생태학 입문서
Most ocean ecosystems can be divided into five levels.
Level 0 — Energy sources. Produces light, chemistry, radiation, or electric current. Examples: the sun, hydrothermal vents.
Level 1 — Primary producers Consume energy from level 0 to produce biomass. About 1% of energy is captured into biomass. Examples: plankton, coral.
Level 2 — Foragers Consume level 1 organisms, capturing about 10% of Level 1's energy. Examples: small fish, baleen whales, Strader 6 hivers
Level 3 — Carnivores Consume Level 2 organisms, capturing about 10% of Level 2's energy. Examples: squid, barracuda, Boreal 9 arachnid poachers
Level 4 — Apex predators Carnivores who are not preyed upon by any other carnivore in normal circumstances. Examples: saltwater crocodile, 4546b sea dragon, Nyos sphyx
Basement — Detritivores and recyclers This special level is reserved for organisms that feed on decaying matter, extracting energy from the leftovers of other levels. Examples: Strader 6 fungus gardeners
Organisms can operate on more than one level. Humans, for example, are both foragers and carnivores. Parasites are excluded because their ecological niche is purely subtractive.

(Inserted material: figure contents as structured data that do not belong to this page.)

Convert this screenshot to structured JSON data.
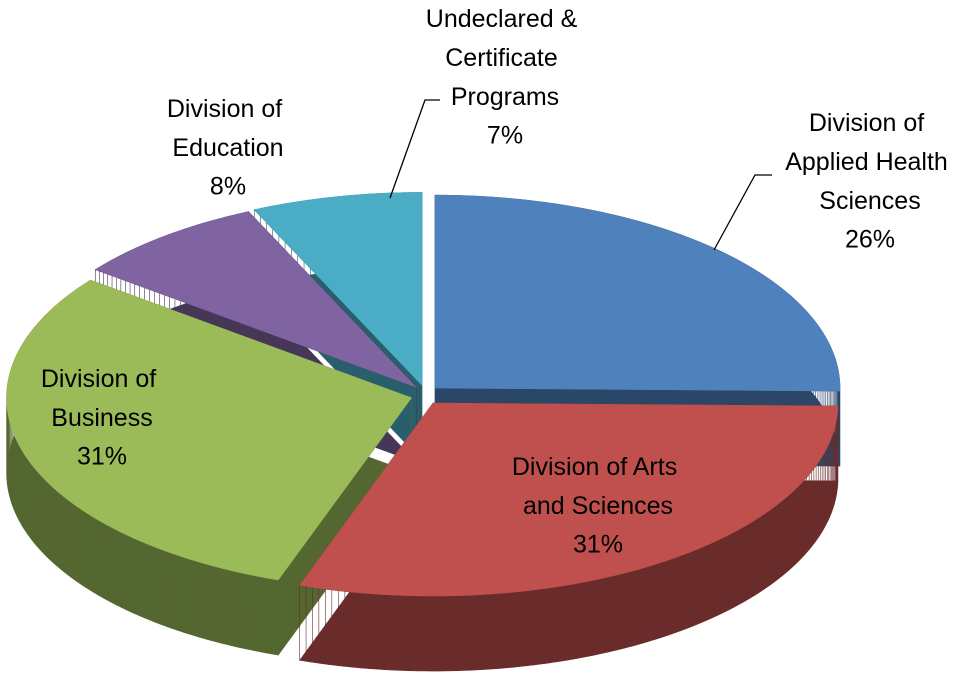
{
  "chart_data": {
    "type": "pie3d",
    "categories": [
      "Division of Applied Health Sciences",
      "Division of Arts and Sciences",
      "Division of Business",
      "Division of Education",
      "Undeclared & Certificate Programs"
    ],
    "values": [
      26,
      31,
      31,
      8,
      7
    ],
    "value_labels": [
      "26%",
      "31%",
      "31%",
      "8%",
      "7%"
    ],
    "colors": [
      "#4f81bd",
      "#c0504d",
      "#9bbb59",
      "#8064a2",
      "#4bacc6"
    ]
  }
}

The golden rule of ecosystems is that energy can only flow up. If any level of an ecosystem grows too large, it will destroy the level below, starving itself and levels above. The result is a die-back. Predators help manage this tendency, serving as 'executives of the wild'—stabilizing the ecosystem simply by pursuing their self-interest.
Modern science has unified ecology and economics into the Lotka-Volterra-Goodwin logistic principle, which asserts that a cycle of self-regulating inequality (governed by competition for resource access) is the natural state of all living systems. Ecosystems will naturally maximize their energy capture and complexity. It is the right and purpose of each level of the system to drive this process through constant adaptation and innovation, extracting more energy from the level below while fighting off the level above. When one level grows too strong, the level above grows stronger too, triggering feedback through increased predation and exploitation that ultimately corrects the entire system.
Legal theorists are now working to enshrine this cycle of boom and collapse into transgov law as a fundamental right of organized systems.